I was so worn out from being in the car, my legs just ached. It was nice to spend the day hanging out with AM, talking and just enjoying each other's company, but I was sick of being in the car when we got home at 6:45PM. I let CK know I was home and got my stuff together. I hopped on the bike and rode over in the warmth of the evening.


I'm finally getting to my post for the 4th on the fifth since just now the house is settling down. Turned out to be a very full, busy, good day.

I woke up at 8AM feeling groggy from going to bed at nearly midnight and having taken some melatonin to be sure I rested better than I had Wednesday night. My back hurt, I felt slow and a little nauseated. AM and I got up and went to New Seasons to get some shopping for the day in ahead of crowds. We wanted to get things done early too so we would have food to take out to the monastery for the Fourth of July, pan-Buddhist picnic.

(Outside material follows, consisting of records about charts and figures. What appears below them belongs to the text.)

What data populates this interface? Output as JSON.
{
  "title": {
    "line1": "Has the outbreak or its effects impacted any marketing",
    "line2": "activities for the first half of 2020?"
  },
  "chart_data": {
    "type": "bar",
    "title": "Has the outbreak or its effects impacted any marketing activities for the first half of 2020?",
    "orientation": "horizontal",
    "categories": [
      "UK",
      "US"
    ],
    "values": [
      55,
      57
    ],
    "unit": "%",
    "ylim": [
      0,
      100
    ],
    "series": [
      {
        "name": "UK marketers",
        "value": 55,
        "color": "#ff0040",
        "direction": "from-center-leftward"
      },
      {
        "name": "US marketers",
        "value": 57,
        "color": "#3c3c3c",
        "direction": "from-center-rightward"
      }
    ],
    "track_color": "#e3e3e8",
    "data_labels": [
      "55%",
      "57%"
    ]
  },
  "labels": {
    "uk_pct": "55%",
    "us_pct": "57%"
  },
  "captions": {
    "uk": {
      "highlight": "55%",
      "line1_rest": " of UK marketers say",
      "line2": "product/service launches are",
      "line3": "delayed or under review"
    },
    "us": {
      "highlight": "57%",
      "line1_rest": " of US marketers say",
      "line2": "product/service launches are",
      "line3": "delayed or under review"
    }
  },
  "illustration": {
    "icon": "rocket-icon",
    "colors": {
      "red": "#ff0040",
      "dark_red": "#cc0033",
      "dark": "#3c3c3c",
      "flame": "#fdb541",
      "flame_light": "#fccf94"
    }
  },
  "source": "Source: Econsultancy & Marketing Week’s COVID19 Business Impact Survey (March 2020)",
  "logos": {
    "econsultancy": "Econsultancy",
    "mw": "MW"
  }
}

AM checked in with me if I still wanted to go all the way out to the picnic; I had to admit I didn't look like I felt like I was up to it. But I pressed on ahead with the cookies I wanted to make and AM worked on making some potato salad. We realized that it would work best if he stayed home -- AM wanted to clean the house and get some things done that wouldn't otherwise get done if all three of us went to the picnic. CK and I ended up heading out to Clatskanie together, enjoying the day of food and sharing.

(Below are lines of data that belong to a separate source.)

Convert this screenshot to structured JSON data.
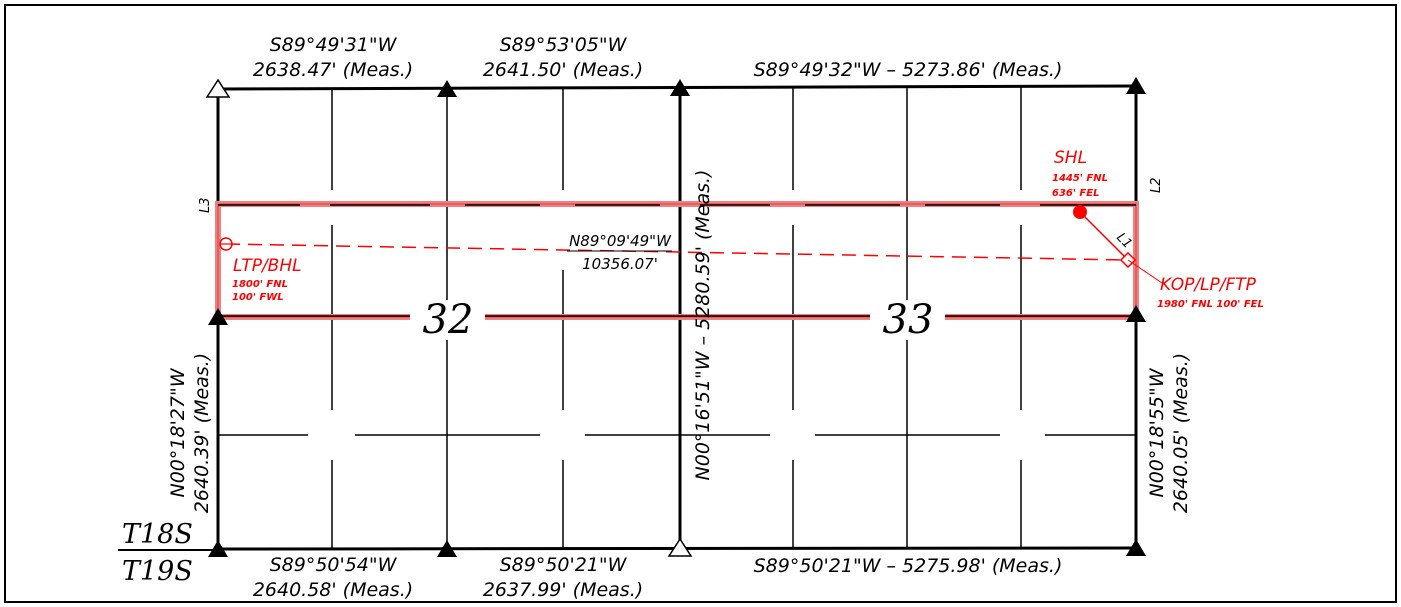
{
  "township": {
    "north": "T18S",
    "south": "T19S"
  },
  "sections": {
    "west": "32",
    "east": "33"
  },
  "boundary_calls": {
    "north_west_bearing": "S89°49'31\"W",
    "north_west_distance": "2638.47' (Meas.)",
    "north_mid_bearing": "S89°53'05\"W",
    "north_mid_distance": "2641.50' (Meas.)",
    "north_east_call": "S89°49'32\"W – 5273.86' (Meas.)",
    "south_west_bearing": "S89°50'54\"W",
    "south_west_distance": "2640.58' (Meas.)",
    "south_mid_bearing": "S89°50'21\"W",
    "south_mid_distance": "2637.99' (Meas.)",
    "south_east_call": "S89°50'21\"W – 5275.98' (Meas.)",
    "west_bearing": "N00°18'27\"W",
    "west_distance": "2640.39' (Meas.)",
    "middle_call": "N00°16'51\"W – 5280.59' (Meas.)",
    "east_bearing": "N00°18'55\"W",
    "east_distance": "2640.05' (Meas.)"
  },
  "lateral": {
    "bearing": "N89°09'49\"W",
    "distance": "10356.07'"
  },
  "points": {
    "shl": {
      "label": "SHL",
      "line1": "1445' FNL",
      "line2": "636' FEL"
    },
    "kop": {
      "label": "KOP/LP/FTP",
      "line1": "1980' FNL 100' FEL"
    },
    "ltp": {
      "label": "LTP/BHL",
      "line1": "1800' FNL",
      "line2": "100' FWL"
    }
  },
  "lot_labels": {
    "l1": "L1",
    "l2": "L2",
    "l3": "L3"
  },
  "colors": {
    "line": "#000000",
    "spacing_unit": "#f08080",
    "well_path": "#ff0000"
  }
}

CK's mother phoned while we were out at Great Vow, leaving a worried sounding voice message. CK had sent her a letter on Wednesday telling her mom about our relationship. On the drive home CK and I talked a lot about choosing a relationship path that is so widely different from the cultural norm. Not only does it require us to be very creative and painstakingly honest, but it becomes a challenge to everyone we meet and share this information with.

I've been moving forward to tell members of my Zen community about my relationships and the state of things. On Thursday my therapist noted that the responses I've gotten must be very validating. I hadn't recognized it as such at that point, which isn't out of the normal for me. Now, after a couple of days I'm starting to feel that. The idea that I'm really going to be able to be truly authentic and the world won't blow up in my face. It is so hard to relax into idea, the instinct to brace for impact, to make myself small, is so ingrained.

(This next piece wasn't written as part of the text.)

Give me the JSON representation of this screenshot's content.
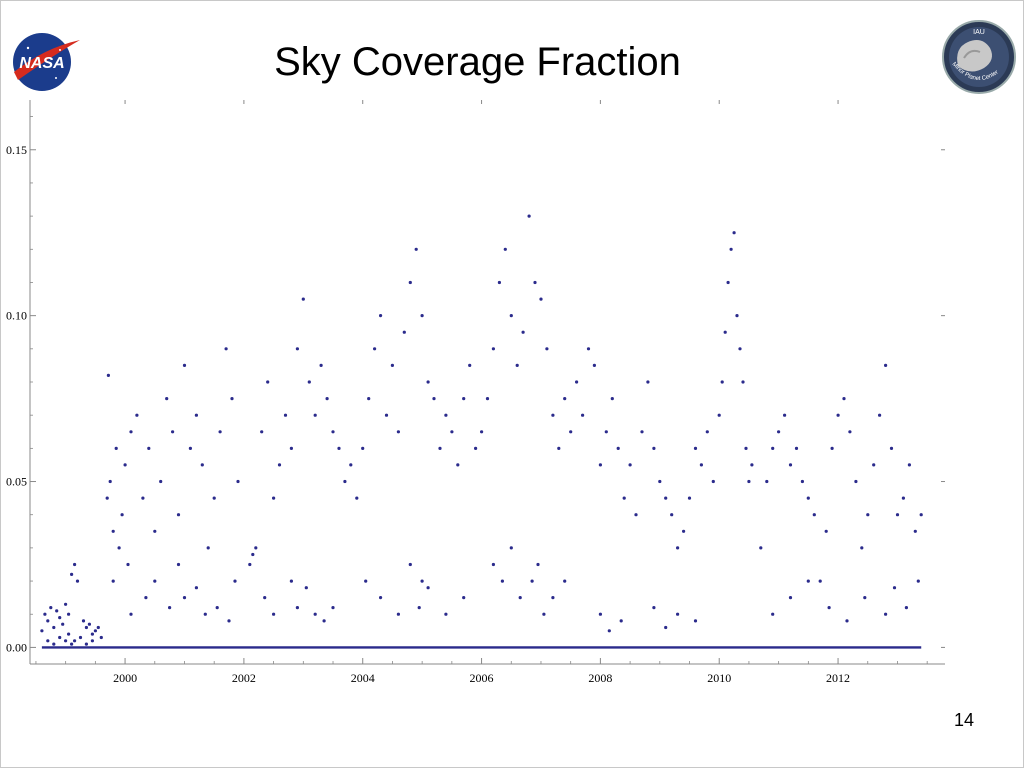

CK ended up talking with her mom for a while, sitting out in the car so she'd have quiet. KW and D came over. We got together veggie brats, tofu & tempeh burgers, AM had made more potato salad, I sliced up some watermelon. All the while I worried that the conversation was going poorly, worried that CK was having to suddenly defend something that is a source of happiness and nurturing in her life. After nearly an hour I couldn't stand it and tried to peer inconspicuously out the dining room window into the car. I felt huge relief when I finally was able to confirm a genuine smile on CK's face.

Fireworks of a personal nature. Lighting something, throwing it up into the air and hoping the world greats it with appreciation. There's a chance that you'll throw something up and it will go all wrong; either a dud or sparks flying dangerously close to important things. There's also a chance that everyone will have a glimpse of the true possibility in the world.